I really wish everyone had the chance to experience the economic activity in north Texas, specifically north of Dallas-Ft Worth, up through Grapevine, and on to Flower Mound and Denton to the northwest and / or Carrollton and Plano to the northeast. It is quite incredible. It is not an exaggeration to say there are pockets in this area larger than Williston/Watford city combined that show as much ground being broken for new commercial and residential projects as we saw during the height of the Bakken boom.

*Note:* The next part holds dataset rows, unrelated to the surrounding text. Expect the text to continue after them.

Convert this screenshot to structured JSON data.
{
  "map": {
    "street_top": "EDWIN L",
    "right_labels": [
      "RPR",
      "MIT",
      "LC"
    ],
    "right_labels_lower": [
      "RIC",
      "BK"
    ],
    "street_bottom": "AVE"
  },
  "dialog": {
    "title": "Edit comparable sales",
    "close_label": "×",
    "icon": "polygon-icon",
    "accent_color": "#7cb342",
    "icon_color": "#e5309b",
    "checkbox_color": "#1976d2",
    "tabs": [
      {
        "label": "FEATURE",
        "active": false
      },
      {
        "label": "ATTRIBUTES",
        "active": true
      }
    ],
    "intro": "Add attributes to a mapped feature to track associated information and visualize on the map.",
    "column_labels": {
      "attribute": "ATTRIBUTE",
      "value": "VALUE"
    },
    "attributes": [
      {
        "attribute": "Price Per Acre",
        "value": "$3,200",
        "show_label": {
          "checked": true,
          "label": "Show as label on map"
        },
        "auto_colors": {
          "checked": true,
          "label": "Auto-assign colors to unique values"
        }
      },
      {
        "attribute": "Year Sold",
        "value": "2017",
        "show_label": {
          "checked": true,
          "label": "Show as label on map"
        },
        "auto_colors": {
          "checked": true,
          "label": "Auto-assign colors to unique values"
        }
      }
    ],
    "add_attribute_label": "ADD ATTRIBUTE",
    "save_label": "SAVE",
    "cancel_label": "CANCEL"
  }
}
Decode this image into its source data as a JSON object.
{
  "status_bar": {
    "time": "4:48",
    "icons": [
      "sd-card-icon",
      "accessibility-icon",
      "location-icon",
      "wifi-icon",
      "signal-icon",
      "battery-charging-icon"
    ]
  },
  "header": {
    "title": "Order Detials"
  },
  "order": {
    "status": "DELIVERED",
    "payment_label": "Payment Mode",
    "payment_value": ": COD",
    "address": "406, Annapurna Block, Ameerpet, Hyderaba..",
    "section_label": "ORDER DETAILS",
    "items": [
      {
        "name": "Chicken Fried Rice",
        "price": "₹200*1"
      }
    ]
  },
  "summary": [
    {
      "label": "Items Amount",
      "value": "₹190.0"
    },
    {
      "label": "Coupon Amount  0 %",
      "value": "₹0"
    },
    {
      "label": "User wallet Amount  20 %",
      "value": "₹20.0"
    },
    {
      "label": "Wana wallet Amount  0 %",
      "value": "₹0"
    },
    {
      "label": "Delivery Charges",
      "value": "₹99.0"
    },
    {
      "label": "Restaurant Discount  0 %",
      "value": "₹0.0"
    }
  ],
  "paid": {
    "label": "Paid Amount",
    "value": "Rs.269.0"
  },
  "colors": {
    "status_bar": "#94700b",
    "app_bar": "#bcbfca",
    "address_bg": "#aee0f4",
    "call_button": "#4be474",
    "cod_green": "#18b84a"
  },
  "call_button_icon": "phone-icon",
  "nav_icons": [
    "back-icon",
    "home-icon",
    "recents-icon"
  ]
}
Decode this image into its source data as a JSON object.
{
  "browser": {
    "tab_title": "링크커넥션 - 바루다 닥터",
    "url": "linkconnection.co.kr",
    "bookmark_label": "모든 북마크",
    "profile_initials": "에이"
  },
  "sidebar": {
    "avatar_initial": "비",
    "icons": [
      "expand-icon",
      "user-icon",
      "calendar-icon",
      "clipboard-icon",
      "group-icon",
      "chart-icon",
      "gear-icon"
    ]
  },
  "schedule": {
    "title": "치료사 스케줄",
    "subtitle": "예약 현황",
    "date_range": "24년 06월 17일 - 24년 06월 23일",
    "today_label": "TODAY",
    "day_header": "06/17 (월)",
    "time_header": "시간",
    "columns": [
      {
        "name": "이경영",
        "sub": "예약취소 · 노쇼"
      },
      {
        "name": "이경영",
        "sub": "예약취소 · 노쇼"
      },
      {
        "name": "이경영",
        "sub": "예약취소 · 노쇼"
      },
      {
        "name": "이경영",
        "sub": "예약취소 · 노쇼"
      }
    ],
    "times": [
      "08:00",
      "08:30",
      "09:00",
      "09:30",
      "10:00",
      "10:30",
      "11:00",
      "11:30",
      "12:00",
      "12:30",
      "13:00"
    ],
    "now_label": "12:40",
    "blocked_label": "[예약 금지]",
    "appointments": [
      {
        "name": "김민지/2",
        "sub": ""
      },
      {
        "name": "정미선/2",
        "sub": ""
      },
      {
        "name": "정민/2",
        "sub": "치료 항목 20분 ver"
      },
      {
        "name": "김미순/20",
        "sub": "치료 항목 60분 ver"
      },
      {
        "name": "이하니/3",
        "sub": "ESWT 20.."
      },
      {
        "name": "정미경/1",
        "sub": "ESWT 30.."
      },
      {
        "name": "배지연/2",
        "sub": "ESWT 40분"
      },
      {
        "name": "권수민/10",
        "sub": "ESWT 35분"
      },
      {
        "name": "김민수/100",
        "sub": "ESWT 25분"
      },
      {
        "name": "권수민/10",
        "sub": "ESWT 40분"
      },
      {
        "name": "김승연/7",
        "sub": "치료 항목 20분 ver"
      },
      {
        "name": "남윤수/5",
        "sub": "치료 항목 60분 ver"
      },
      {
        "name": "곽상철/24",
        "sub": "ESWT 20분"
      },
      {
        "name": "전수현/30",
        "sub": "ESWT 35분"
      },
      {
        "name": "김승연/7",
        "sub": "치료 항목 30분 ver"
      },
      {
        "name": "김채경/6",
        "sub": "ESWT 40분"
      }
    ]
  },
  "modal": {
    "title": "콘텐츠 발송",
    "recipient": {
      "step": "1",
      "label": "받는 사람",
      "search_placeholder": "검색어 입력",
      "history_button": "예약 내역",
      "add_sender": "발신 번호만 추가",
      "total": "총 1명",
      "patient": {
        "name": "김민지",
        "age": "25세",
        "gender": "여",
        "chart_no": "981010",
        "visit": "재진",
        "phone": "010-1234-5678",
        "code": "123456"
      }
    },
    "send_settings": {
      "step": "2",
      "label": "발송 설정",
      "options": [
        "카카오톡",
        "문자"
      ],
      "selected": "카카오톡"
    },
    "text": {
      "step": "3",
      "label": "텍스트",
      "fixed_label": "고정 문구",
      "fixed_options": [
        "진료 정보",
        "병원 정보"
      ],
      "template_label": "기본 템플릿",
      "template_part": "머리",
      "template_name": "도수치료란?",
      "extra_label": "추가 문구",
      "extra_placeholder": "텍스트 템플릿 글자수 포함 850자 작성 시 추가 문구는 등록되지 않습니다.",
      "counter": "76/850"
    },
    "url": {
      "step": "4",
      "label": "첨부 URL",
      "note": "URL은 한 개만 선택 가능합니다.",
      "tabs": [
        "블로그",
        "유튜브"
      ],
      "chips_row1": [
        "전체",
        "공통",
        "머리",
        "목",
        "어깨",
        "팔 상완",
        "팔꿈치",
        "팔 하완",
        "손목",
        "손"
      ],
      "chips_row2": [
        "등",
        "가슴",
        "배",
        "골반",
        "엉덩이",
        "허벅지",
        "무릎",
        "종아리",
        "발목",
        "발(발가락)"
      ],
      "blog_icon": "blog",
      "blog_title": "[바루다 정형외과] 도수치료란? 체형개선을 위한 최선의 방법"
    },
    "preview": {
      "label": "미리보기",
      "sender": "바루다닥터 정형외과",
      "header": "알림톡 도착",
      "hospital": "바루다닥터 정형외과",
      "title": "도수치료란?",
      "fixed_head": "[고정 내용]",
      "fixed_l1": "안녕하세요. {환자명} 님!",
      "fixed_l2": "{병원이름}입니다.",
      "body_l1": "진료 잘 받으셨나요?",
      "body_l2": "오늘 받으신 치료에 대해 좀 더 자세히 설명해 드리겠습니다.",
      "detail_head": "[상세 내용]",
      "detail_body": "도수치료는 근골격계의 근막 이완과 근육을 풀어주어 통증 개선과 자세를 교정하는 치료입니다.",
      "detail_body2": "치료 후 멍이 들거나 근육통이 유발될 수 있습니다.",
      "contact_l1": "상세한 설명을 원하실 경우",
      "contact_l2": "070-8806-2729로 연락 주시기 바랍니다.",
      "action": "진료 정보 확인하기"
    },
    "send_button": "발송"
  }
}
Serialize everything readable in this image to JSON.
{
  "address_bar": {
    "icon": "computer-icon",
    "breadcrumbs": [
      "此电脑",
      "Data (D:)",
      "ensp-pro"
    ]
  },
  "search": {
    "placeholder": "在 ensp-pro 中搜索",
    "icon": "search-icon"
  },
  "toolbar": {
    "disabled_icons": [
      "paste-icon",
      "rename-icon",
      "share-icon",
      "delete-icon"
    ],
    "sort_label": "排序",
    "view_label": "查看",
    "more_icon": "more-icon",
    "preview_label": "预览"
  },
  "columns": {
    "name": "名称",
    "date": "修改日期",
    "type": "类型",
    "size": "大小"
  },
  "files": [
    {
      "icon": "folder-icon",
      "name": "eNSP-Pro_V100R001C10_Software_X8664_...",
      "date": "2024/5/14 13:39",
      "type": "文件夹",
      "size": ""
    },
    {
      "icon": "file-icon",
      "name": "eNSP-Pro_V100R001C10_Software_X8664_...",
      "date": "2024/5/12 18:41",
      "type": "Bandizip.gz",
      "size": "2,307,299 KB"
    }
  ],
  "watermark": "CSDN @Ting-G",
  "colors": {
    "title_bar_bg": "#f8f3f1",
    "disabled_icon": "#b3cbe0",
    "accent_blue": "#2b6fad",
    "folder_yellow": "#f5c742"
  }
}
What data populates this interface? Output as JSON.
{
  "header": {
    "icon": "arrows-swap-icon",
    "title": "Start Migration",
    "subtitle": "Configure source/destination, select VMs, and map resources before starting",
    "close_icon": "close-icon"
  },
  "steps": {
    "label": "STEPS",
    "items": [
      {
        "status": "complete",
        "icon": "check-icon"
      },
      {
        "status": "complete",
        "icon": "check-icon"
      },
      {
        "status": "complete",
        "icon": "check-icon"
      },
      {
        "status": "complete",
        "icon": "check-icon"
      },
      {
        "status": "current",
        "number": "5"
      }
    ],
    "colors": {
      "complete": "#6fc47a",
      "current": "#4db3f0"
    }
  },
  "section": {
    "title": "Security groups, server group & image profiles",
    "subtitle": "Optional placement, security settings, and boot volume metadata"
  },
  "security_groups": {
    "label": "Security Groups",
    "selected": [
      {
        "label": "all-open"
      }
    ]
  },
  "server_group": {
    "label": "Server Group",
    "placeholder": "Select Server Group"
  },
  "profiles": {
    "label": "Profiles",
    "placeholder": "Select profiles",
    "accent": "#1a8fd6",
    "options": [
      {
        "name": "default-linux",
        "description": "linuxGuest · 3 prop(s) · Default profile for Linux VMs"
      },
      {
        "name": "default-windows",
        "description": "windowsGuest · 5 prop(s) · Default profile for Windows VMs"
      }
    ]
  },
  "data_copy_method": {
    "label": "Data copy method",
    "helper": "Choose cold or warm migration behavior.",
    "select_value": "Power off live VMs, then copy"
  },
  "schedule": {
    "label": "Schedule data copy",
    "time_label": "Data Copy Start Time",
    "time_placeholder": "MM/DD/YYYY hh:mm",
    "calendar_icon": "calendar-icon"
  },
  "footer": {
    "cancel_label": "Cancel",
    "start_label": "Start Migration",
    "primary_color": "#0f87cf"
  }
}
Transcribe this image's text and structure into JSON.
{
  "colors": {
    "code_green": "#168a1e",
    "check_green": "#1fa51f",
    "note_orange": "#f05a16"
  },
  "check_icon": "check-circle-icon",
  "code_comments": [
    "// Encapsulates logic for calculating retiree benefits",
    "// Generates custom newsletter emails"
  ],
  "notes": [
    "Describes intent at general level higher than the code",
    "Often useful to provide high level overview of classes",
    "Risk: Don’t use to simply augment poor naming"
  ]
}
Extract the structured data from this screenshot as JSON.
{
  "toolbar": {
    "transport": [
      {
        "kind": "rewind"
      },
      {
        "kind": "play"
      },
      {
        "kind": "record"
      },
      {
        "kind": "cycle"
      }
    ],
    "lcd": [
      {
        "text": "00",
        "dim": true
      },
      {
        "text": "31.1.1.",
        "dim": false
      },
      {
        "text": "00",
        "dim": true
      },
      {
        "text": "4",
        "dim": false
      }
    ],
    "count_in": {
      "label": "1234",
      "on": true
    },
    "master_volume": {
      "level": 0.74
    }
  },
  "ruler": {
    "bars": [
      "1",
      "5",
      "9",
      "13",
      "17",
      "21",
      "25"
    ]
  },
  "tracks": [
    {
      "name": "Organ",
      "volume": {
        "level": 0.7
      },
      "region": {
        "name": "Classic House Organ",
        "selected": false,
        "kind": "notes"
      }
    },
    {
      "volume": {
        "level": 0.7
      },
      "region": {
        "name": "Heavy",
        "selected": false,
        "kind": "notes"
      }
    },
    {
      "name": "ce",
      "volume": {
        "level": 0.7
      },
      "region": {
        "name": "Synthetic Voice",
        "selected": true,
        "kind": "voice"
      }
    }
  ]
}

I saw that yesterday when I made a NASCAR dash from Bob Jones Park (Southlake, TX) the R. E. Good soccer complex in McInnish Park (Carrollton, TX), to get our granddaughter from one soccer game to the next. (We would have helicoptered had a) the weather cooperated; b) we had a helicopter; c) heliports existed; and, d) we had a bit more money.) There are a few roads in disrepair, notably 35E north of Dallas, but nothing compared to the state of roads in some parts of eastern Massachusetts and along the eastern section of the entire US (which I experienced in my drive from Boston to Dallas a couple of years ago). In general, the roads up here (or down here, depending on your perspective) are in incredibly good shape, and many of them relatively new; many are still under construction. Driving the elevated interstates, one can see the booming Texas economy below.

Carpe Diem validates what I am talking about:

By the way, the distance between the two soccer complexes yesterday was 23 miles. Highway driving, our minivan gets about 23 miles/gallon. There were five people in the van -- one driver and four passengers. At $2.09/gallon, the trip cost each of us about 84 cents round trip. Eighty-four cents each. And parking was free and readily available.

Speaking of which: our youngest granddaughter, age 15 months now, got her first experience with tailgate parties. Because of the light rain -- which later turned to pretty heavy rain -- we backed up the minivan, raised the "door," and sat protected while watching the game. She had a grand time.